The Goldman index of most-shorted stocks is up 9 days in a row: matching the longest streak of rises on record.

It is unclear where the buying by retail begins and short covering by hedge funds ends, but we are confident that the start of August will see another round of huge hedge fund losses as lightning has short-squeeze lightning has struck twice in less than two years.

Meanwhile, an index tracking hedge funds’ high-conviction bets rose 1.8% last week, trailing those favored by retail investors by 2.7 percentage points, the most since March.

While still early into August, the firm’s basket of retail favorites is on track for the best month since Jan. 2021 relative to firms favored by hedge funds. The retail basket carries names including Delta Airlines, which just clocked the longest streak of weekly gains since 2020.
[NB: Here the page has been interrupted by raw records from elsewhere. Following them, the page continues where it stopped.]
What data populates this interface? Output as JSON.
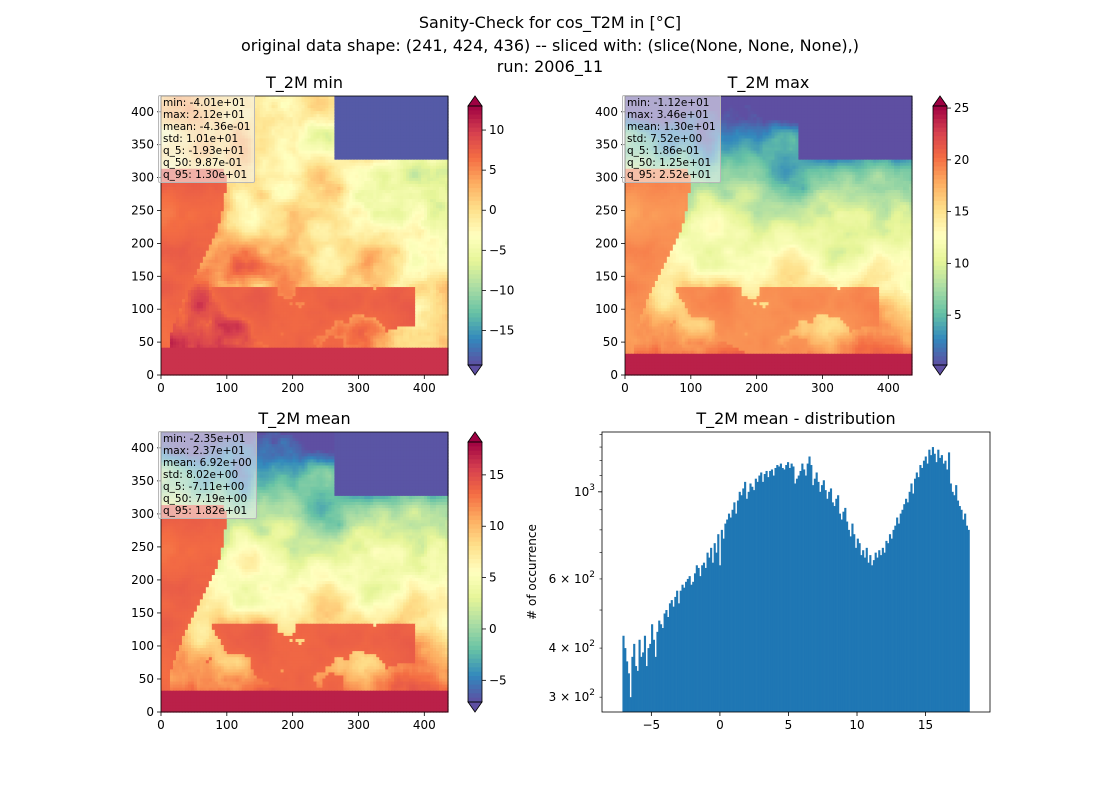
{
  "figure": {
    "suptitle_lines": [
      "Sanity-Check for cos_T2M in [°C]",
      "original data shape: (241, 424, 436) -- sliced with: (slice(None, None, None),)",
      "run: 2006_11"
    ]
  },
  "colors": {
    "histogram_bar": "#1f77b4",
    "colormap": "Spectral_r"
  },
  "chart_data": [
    {
      "type": "heatmap",
      "title": "T_2M min",
      "xlim": [
        0,
        436
      ],
      "ylim": [
        0,
        424
      ],
      "xticks": [
        0,
        100,
        200,
        300,
        400
      ],
      "yticks": [
        0,
        50,
        100,
        150,
        200,
        250,
        300,
        350,
        400
      ],
      "colorbar": {
        "vmin": -19.3,
        "vmax": 13.0,
        "ticks": [
          -15,
          -10,
          -5,
          0,
          5,
          10
        ],
        "extend": "both"
      },
      "stats": [
        "min: -4.01e+01",
        "max: 2.12e+01",
        "mean: -4.36e-01",
        "std: 1.01e+01",
        "q_5: -1.93e+01",
        "q_50: 9.87e-01",
        "q_95: 1.30e+01"
      ]
    },
    {
      "type": "heatmap",
      "title": "T_2M max",
      "xlim": [
        0,
        436
      ],
      "ylim": [
        0,
        424
      ],
      "xticks": [
        0,
        100,
        200,
        300,
        400
      ],
      "yticks": [
        0,
        50,
        100,
        150,
        200,
        250,
        300,
        350,
        400
      ],
      "colorbar": {
        "vmin": 0.186,
        "vmax": 25.2,
        "ticks": [
          5,
          10,
          15,
          20,
          25
        ],
        "extend": "both"
      },
      "stats": [
        "min: -1.12e+01",
        "max: 3.46e+01",
        "mean: 1.30e+01",
        "std: 7.52e+00",
        "q_5: 1.86e-01",
        "q_50: 1.25e+01",
        "q_95: 2.52e+01"
      ]
    },
    {
      "type": "heatmap",
      "title": "T_2M mean",
      "xlim": [
        0,
        436
      ],
      "ylim": [
        0,
        424
      ],
      "xticks": [
        0,
        100,
        200,
        300,
        400
      ],
      "yticks": [
        0,
        50,
        100,
        150,
        200,
        250,
        300,
        350,
        400
      ],
      "colorbar": {
        "vmin": -7.11,
        "vmax": 18.2,
        "ticks": [
          -5,
          0,
          5,
          10,
          15
        ],
        "extend": "both"
      },
      "stats": [
        "min: -2.35e+01",
        "max: 2.37e+01",
        "mean: 6.92e+00",
        "std: 8.02e+00",
        "q_5: -7.11e+00",
        "q_50: 7.19e+00",
        "q_95: 1.82e+01"
      ]
    },
    {
      "type": "bar",
      "title": "T_2M mean - distribution",
      "xlabel": "",
      "ylabel": "# of occurrence",
      "xlim": [
        -8.6,
        19.7
      ],
      "ylim": [
        275,
        1420
      ],
      "yscale": "log",
      "xticks": [
        -5,
        0,
        5,
        10,
        15
      ],
      "yticks_major": [
        {
          "value": 1000,
          "label": "10^3"
        }
      ],
      "yticks_minor": [
        {
          "value": 300,
          "label": "3 × 10^2"
        },
        {
          "value": 400,
          "label": "4 × 10^2"
        },
        {
          "value": 600,
          "label": "6 × 10^2"
        }
      ],
      "bin_start": -7.11,
      "bin_end": 18.2,
      "counts": [
        430,
        400,
        370,
        345,
        300,
        380,
        410,
        360,
        350,
        420,
        380,
        390,
        430,
        360,
        400,
        410,
        460,
        420,
        380,
        440,
        470,
        460,
        450,
        490,
        500,
        480,
        520,
        530,
        510,
        540,
        560,
        520,
        560,
        580,
        570,
        590,
        600,
        610,
        580,
        590,
        620,
        650,
        640,
        610,
        650,
        660,
        640,
        700,
        680,
        720,
        660,
        740,
        700,
        780,
        650,
        800,
        760,
        830,
        850,
        880,
        860,
        900,
        940,
        880,
        950,
        1000,
        980,
        1020,
        1060,
        960,
        1000,
        1050,
        1030,
        1010,
        1080,
        1060,
        1100,
        1120,
        1060,
        1110,
        1130,
        1090,
        1130,
        1140,
        1100,
        1150,
        1170,
        1160,
        1180,
        1150,
        1140,
        1170,
        1190,
        1150,
        1180,
        1160,
        1050,
        1080,
        1100,
        1130,
        1180,
        1140,
        1100,
        1180,
        1230,
        1170,
        1040,
        1080,
        1120,
        1060,
        1000,
        1040,
        1070,
        1010,
        960,
        1000,
        1020,
        940,
        920,
        960,
        980,
        880,
        850,
        890,
        910,
        840,
        800,
        770,
        830,
        780,
        720,
        760,
        740,
        690,
        710,
        680,
        720,
        660,
        690,
        650,
        670,
        700,
        680,
        710,
        690,
        720,
        700,
        750,
        740,
        780,
        760,
        800,
        820,
        860,
        830,
        880,
        900,
        930,
        960,
        940,
        1000,
        1050,
        990,
        1080,
        1120,
        1090,
        1170,
        1150,
        1200,
        1230,
        1180,
        1280,
        1240,
        1300,
        1250,
        1190,
        1280,
        1220,
        1240,
        1180,
        1200,
        1140,
        1260,
        1050,
        1000,
        980,
        1040,
        950,
        920,
        900,
        850,
        880,
        820,
        800
      ]
    }
  ]
}
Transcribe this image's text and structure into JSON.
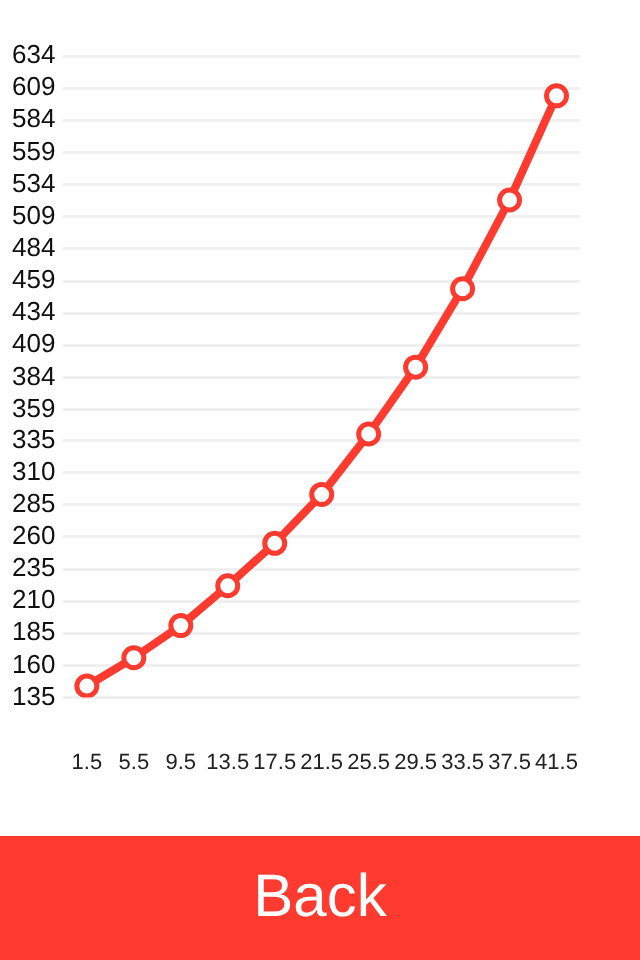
{
  "chart_data": {
    "type": "line",
    "categories": [
      "1.5",
      "5.5",
      "9.5",
      "13.5",
      "17.5",
      "21.5",
      "25.5",
      "29.5",
      "33.5",
      "37.5",
      "41.5"
    ],
    "series": [
      {
        "color": "#ff3b30",
        "values": [
          144,
          166,
          191,
          222,
          255,
          293,
          340,
          392,
          453,
          522,
          603
        ]
      }
    ],
    "ylim": [
      135,
      634
    ],
    "yticks": [
      135,
      160,
      185,
      210,
      235,
      260,
      285,
      310,
      335,
      359,
      384,
      409,
      434,
      459,
      484,
      509,
      534,
      559,
      584,
      609,
      634
    ],
    "grid": "y",
    "marker": "circle",
    "line_style": "solid",
    "legend": false,
    "annotations": [
      "Back"
    ]
  }
}
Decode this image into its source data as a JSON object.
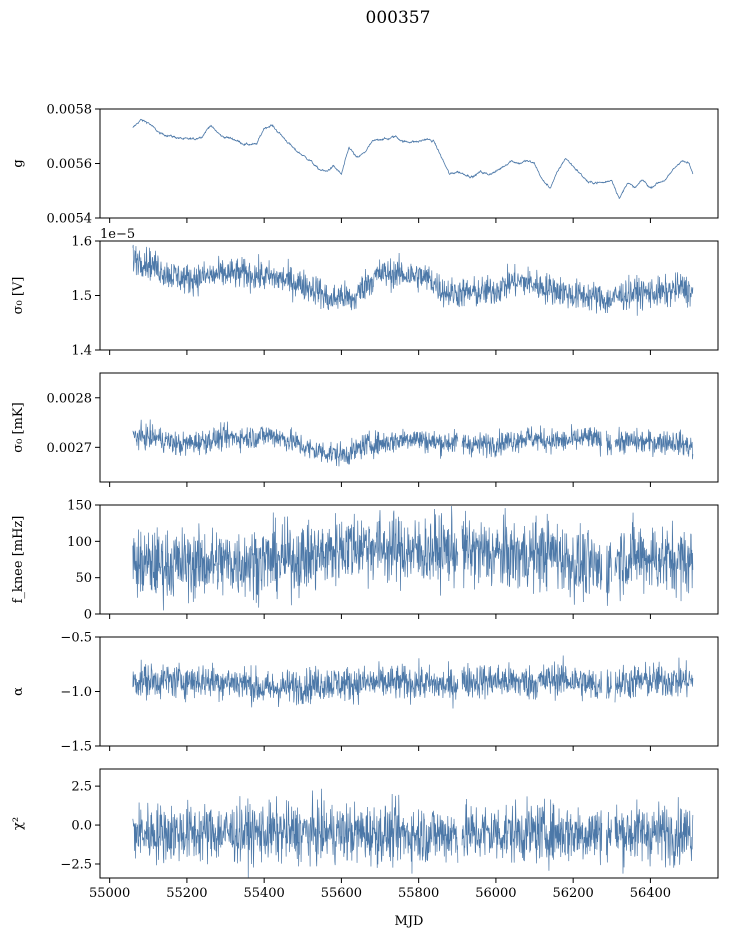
{
  "chart_data": [
    {
      "type": "line",
      "title": "000357",
      "ylabel": "g",
      "ylim": [
        0.0054,
        0.0058
      ],
      "yticks": [
        "0.0054",
        "0.0056",
        "0.0058"
      ],
      "ytick_values": [
        0.0054,
        0.0056,
        0.0058
      ],
      "xlim": [
        54975,
        56575
      ],
      "color": "#4c78a8",
      "series": [
        {
          "x": [
            55060,
            55080,
            55100,
            55130,
            55160,
            55190,
            55220,
            55240,
            55260,
            55290,
            55320,
            55350,
            55380,
            55400,
            55420,
            55440,
            55460,
            55480,
            55500,
            55520,
            55540,
            55560,
            55580,
            55600,
            55620,
            55640,
            55660,
            55680,
            55700,
            55720,
            55740,
            55760,
            55780,
            55800,
            55820,
            55840,
            55860,
            55880,
            55900,
            55920,
            55940,
            55960,
            55980,
            56000,
            56020,
            56040,
            56060,
            56080,
            56100,
            56120,
            56140,
            56160,
            56180,
            56200,
            56220,
            56240,
            56260,
            56280,
            56300,
            56320,
            56340,
            56360,
            56380,
            56400,
            56420,
            56440,
            56460,
            56480,
            56500,
            56510
          ],
          "y": [
            0.00573,
            0.00576,
            0.00575,
            0.00571,
            0.0057,
            0.00569,
            0.00569,
            0.0057,
            0.00574,
            0.0057,
            0.00569,
            0.00567,
            0.00567,
            0.00573,
            0.00574,
            0.00571,
            0.00568,
            0.00565,
            0.00563,
            0.00561,
            0.00558,
            0.00557,
            0.00559,
            0.00556,
            0.00566,
            0.00562,
            0.00564,
            0.00568,
            0.00569,
            0.00569,
            0.0057,
            0.00568,
            0.00568,
            0.00568,
            0.00569,
            0.00568,
            0.00562,
            0.00556,
            0.00557,
            0.00556,
            0.00555,
            0.00557,
            0.00556,
            0.00557,
            0.00559,
            0.00561,
            0.0056,
            0.00561,
            0.0056,
            0.00554,
            0.00551,
            0.00557,
            0.00562,
            0.00559,
            0.00556,
            0.00553,
            0.00553,
            0.00553,
            0.00554,
            0.00547,
            0.00553,
            0.00551,
            0.00554,
            0.00551,
            0.00553,
            0.00554,
            0.00558,
            0.00561,
            0.0056,
            0.00556
          ],
          "noise": 2.5e-06
        }
      ]
    },
    {
      "type": "line",
      "ylabel": "σ₀ [V]",
      "ylim": [
        1.4,
        1.6
      ],
      "yticks": [
        "1.4",
        "1.5",
        "1.6"
      ],
      "ytick_values": [
        1.4,
        1.5,
        1.6
      ],
      "offset_text": "1e−5",
      "xlim": [
        54975,
        56575
      ],
      "color": "#4c78a8",
      "series": [
        {
          "x": [
            55060,
            55100,
            55150,
            55200,
            55250,
            55300,
            55350,
            55400,
            55450,
            55500,
            55540,
            55570,
            55600,
            55630,
            55660,
            55700,
            55750,
            55800,
            55830,
            55860,
            55880,
            55920,
            55960,
            56000,
            56040,
            56080,
            56120,
            56160,
            56200,
            56240,
            56270,
            56290,
            56320,
            56360,
            56400,
            56440,
            56480,
            56510
          ],
          "y": [
            1.57,
            1.56,
            1.54,
            1.53,
            1.535,
            1.54,
            1.54,
            1.535,
            1.53,
            1.52,
            1.51,
            1.49,
            1.5,
            1.49,
            1.52,
            1.54,
            1.54,
            1.535,
            1.53,
            1.51,
            1.505,
            1.505,
            1.505,
            1.51,
            1.525,
            1.525,
            1.515,
            1.51,
            1.5,
            1.5,
            1.495,
            1.49,
            1.5,
            1.505,
            1.505,
            1.505,
            1.515,
            1.505
          ],
          "noise": 0.014
        }
      ]
    },
    {
      "type": "line",
      "ylabel": "σ₀ [mK]",
      "ylim": [
        0.00263,
        0.00285
      ],
      "yticks": [
        "0.0027",
        "0.0028"
      ],
      "ytick_values": [
        0.0027,
        0.0028
      ],
      "xlim": [
        54975,
        56575
      ],
      "color": "#4c78a8",
      "series": [
        {
          "x": [
            55060,
            55120,
            55180,
            55240,
            55300,
            55360,
            55420,
            55480,
            55520,
            55560,
            55600,
            55630,
            55660,
            55720,
            55780,
            55840,
            55900,
            55960,
            56020,
            56080,
            56120,
            56180,
            56240,
            56280,
            56300,
            56340,
            56400,
            56460,
            56510
          ],
          "y": [
            0.002722,
            0.00272,
            0.002705,
            0.002712,
            0.00272,
            0.00272,
            0.002725,
            0.00271,
            0.002695,
            0.00269,
            0.002685,
            0.00269,
            0.002705,
            0.00271,
            0.00272,
            0.00271,
            0.00271,
            0.002705,
            0.00271,
            0.00272,
            0.002715,
            0.002712,
            0.00272,
            0.00271,
            0.00271,
            0.002712,
            0.00271,
            0.002712,
            0.0027
          ],
          "noise": 1.2e-05
        }
      ]
    },
    {
      "type": "line",
      "ylabel": "f_knee [mHz]",
      "ylim": [
        0,
        150
      ],
      "yticks": [
        "0",
        "50",
        "100",
        "150"
      ],
      "ytick_values": [
        0,
        50,
        100,
        150
      ],
      "xlim": [
        54975,
        56575
      ],
      "color": "#4c78a8",
      "series": [
        {
          "x": [
            55060,
            55150,
            55250,
            55350,
            55450,
            55500,
            55560,
            55600,
            55650,
            55700,
            55750,
            55800,
            55850,
            55900,
            55950,
            56000,
            56050,
            56100,
            56150,
            56200,
            56250,
            56280,
            56320,
            56380,
            56440,
            56510
          ],
          "y": [
            68,
            68,
            70,
            72,
            75,
            78,
            82,
            92,
            95,
            92,
            88,
            85,
            88,
            88,
            85,
            82,
            80,
            82,
            85,
            70,
            65,
            60,
            78,
            80,
            75,
            72
          ],
          "noise": 24
        }
      ]
    },
    {
      "type": "line",
      "ylabel": "α",
      "ylim": [
        -1.5,
        -0.5
      ],
      "yticks": [
        "−1.5",
        "−1.0",
        "−0.5"
      ],
      "ytick_values": [
        -1.5,
        -1.0,
        -0.5
      ],
      "xlim": [
        54975,
        56575
      ],
      "color": "#4c78a8",
      "series": [
        {
          "x": [
            55060,
            55150,
            55250,
            55350,
            55400,
            55450,
            55500,
            55560,
            55600,
            55700,
            55800,
            55880,
            55920,
            56000,
            56100,
            56160,
            56200,
            56260,
            56320,
            56400,
            56510
          ],
          "y": [
            -0.9,
            -0.9,
            -0.9,
            -0.92,
            -0.98,
            -0.96,
            -0.95,
            -0.92,
            -0.93,
            -0.92,
            -0.92,
            -0.95,
            -0.9,
            -0.9,
            -0.92,
            -0.88,
            -0.9,
            -0.95,
            -0.92,
            -0.9,
            -0.9
          ],
          "noise": 0.08
        }
      ]
    },
    {
      "type": "line",
      "ylabel": "χ²",
      "xlabel": "MJD",
      "ylim": [
        -3.4,
        3.6
      ],
      "yticks": [
        "−2.5",
        "0.0",
        "2.5"
      ],
      "ytick_values": [
        -2.5,
        0.0,
        2.5
      ],
      "xticks": [
        "55000",
        "55200",
        "55400",
        "55600",
        "55800",
        "56000",
        "56200",
        "56400"
      ],
      "xtick_values": [
        55000,
        55200,
        55400,
        55600,
        55800,
        56000,
        56200,
        56400
      ],
      "xlim": [
        54975,
        56575
      ],
      "color": "#4c78a8",
      "series": [
        {
          "x": [
            55060,
            55200,
            55400,
            55600,
            55800,
            56000,
            56200,
            56400,
            56510
          ],
          "y": [
            -0.5,
            -0.5,
            -0.5,
            -0.5,
            -0.6,
            -0.5,
            -0.5,
            -0.5,
            -0.5
          ],
          "noise": 0.95
        }
      ]
    }
  ]
}
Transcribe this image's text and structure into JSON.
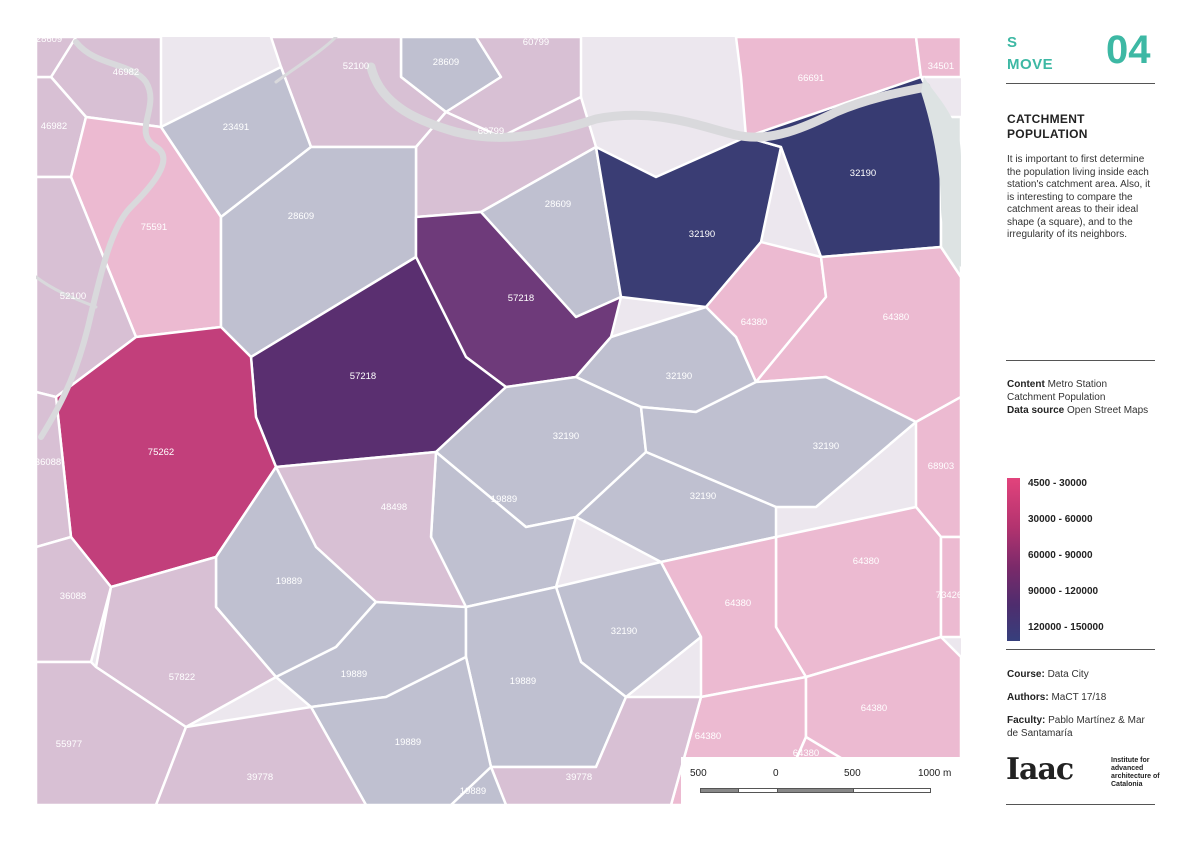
{
  "header": {
    "brand_line1": "S",
    "brand_line2": "MOVE",
    "page_number": "04"
  },
  "section": {
    "title": "CATCHMENT POPULATION",
    "description": "It is important to first determine the population living inside each station's catchment area. Also, it is interesting to compare the catchment areas to their ideal shape (a square), and to the irregularity of its neighbors."
  },
  "meta": {
    "content_label": "Content",
    "content_value": "Metro Station Catchment Population",
    "source_label": "Data source",
    "source_value": "Open Street Maps"
  },
  "legend": {
    "items": [
      "4500 - 30000",
      "30000 - 60000",
      "60000 - 90000",
      "90000 - 120000",
      "120000 - 150000"
    ],
    "colors": [
      "#e2437c",
      "#b3336f",
      "#7a2a6a",
      "#4e2d6e",
      "#363f7c"
    ]
  },
  "credits": {
    "course_label": "Course:",
    "course_value": "Data City",
    "authors_label": "Authors:",
    "authors_value": "MaCT 17/18",
    "faculty_label": "Faculty:",
    "faculty_value": "Pablo Martínez & Mar de Santamaría"
  },
  "logo": {
    "mark": "Iaac",
    "text": "Institute for advanced architecture of Catalonia"
  },
  "scale": {
    "labels": [
      "500",
      "0",
      "500",
      "1000 m"
    ]
  },
  "map": {
    "cells": [
      {
        "label": "28609",
        "fill": "#bfc0d0"
      },
      {
        "label": "52100",
        "fill": "#d8c0d4"
      },
      {
        "label": "23491",
        "fill": "#bfc0d0"
      },
      {
        "label": "46982",
        "fill": "#d8c0d4"
      },
      {
        "label": "46982",
        "fill": "#d8c0d4"
      },
      {
        "label": "60799",
        "fill": "#d8c0d4"
      },
      {
        "label": "60799",
        "fill": "#d8c0d4"
      },
      {
        "label": "66691",
        "fill": "#ecbad1"
      },
      {
        "label": "34501",
        "fill": "#ecbad1"
      },
      {
        "label": "75591",
        "fill": "#ecbad1"
      },
      {
        "label": "28609",
        "fill": "#bfc0d0"
      },
      {
        "label": "28609",
        "fill": "#bfc0d0"
      },
      {
        "label": "52100",
        "fill": "#d8c0d4"
      },
      {
        "label": "57218",
        "fill": "#6e3a7a"
      },
      {
        "label": "57218",
        "fill": "#5a2f70"
      },
      {
        "label": "32190",
        "fill": "#3a3d74"
      },
      {
        "label": "32190",
        "fill": "#373b72"
      },
      {
        "label": "75262",
        "fill": "#c23f7b"
      },
      {
        "label": "64380",
        "fill": "#ecbad1"
      },
      {
        "label": "64380",
        "fill": "#ecbad1"
      },
      {
        "label": "32190",
        "fill": "#bfc0d0"
      },
      {
        "label": "32190",
        "fill": "#bfc0d0"
      },
      {
        "label": "32190",
        "fill": "#bfc0d0"
      },
      {
        "label": "32190",
        "fill": "#bfc0d0"
      },
      {
        "label": "19889",
        "fill": "#bfc0d0"
      },
      {
        "label": "48498",
        "fill": "#d8c0d4"
      },
      {
        "label": "68903",
        "fill": "#ecbad1"
      },
      {
        "label": "36088",
        "fill": "#d8c0d4"
      },
      {
        "label": "36088",
        "fill": "#d8c0d4"
      },
      {
        "label": "19889",
        "fill": "#bfc0d0"
      },
      {
        "label": "32190",
        "fill": "#bfc0d0"
      },
      {
        "label": "64380",
        "fill": "#ecbad1"
      },
      {
        "label": "64380",
        "fill": "#ecbad1"
      },
      {
        "label": "73426",
        "fill": "#ecbad1"
      },
      {
        "label": "57822",
        "fill": "#d8c0d4"
      },
      {
        "label": "19889",
        "fill": "#bfc0d0"
      },
      {
        "label": "19889",
        "fill": "#bfc0d0"
      },
      {
        "label": "55977",
        "fill": "#d8c0d4"
      },
      {
        "label": "19889",
        "fill": "#bfc0d0"
      },
      {
        "label": "64380",
        "fill": "#ecbad1"
      },
      {
        "label": "64380",
        "fill": "#ecbad1"
      },
      {
        "label": "64380",
        "fill": "#ecbad1"
      },
      {
        "label": "39778",
        "fill": "#d8c0d4"
      },
      {
        "label": "39778",
        "fill": "#d8c0d4"
      },
      {
        "label": "19889",
        "fill": "#bfc0d0"
      },
      {
        "label": "28609",
        "fill": "#d8c0d4"
      },
      {
        "label": "1804",
        "fill": "#dde3e3"
      }
    ]
  }
}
“Retail traders have to move quickly, because one headline can change the entire trajectory of the stock market,” said Quincy Krosby, chief global strategist at LPL Financial. “Retail traders are daring the Fed and they’re daring some professional investors, and they’re doing well so far. It’s dicey because it can go in the other direction really fast.”

That is correct, which is why what Powell does next matters: an intermeeting rate hike, for example, would quickly take the air out of the latest meme stonk bubble. According to Bloomberg’s Tatiana Darie, the resurgence in meme names and the recent easing in financial conditions shows the Fed has a lot more work to do to hammer home the idea that higher interest rates are coming. Still, we know that retail investors aren’t easily deterred and they’ve kept on buying during this year’s selloffs and most recently, piled into tech stocks after traders took Fed Chair Powell’s comments to tacitly back the idea of a pivot. But the frenzied rally in highly-risky names just proves tightening expectations have eased dramatically and it doesn’t do the Fed any favors that even basement-dwelling teenagers have zero cares about the central bank’s hawkish jawboning.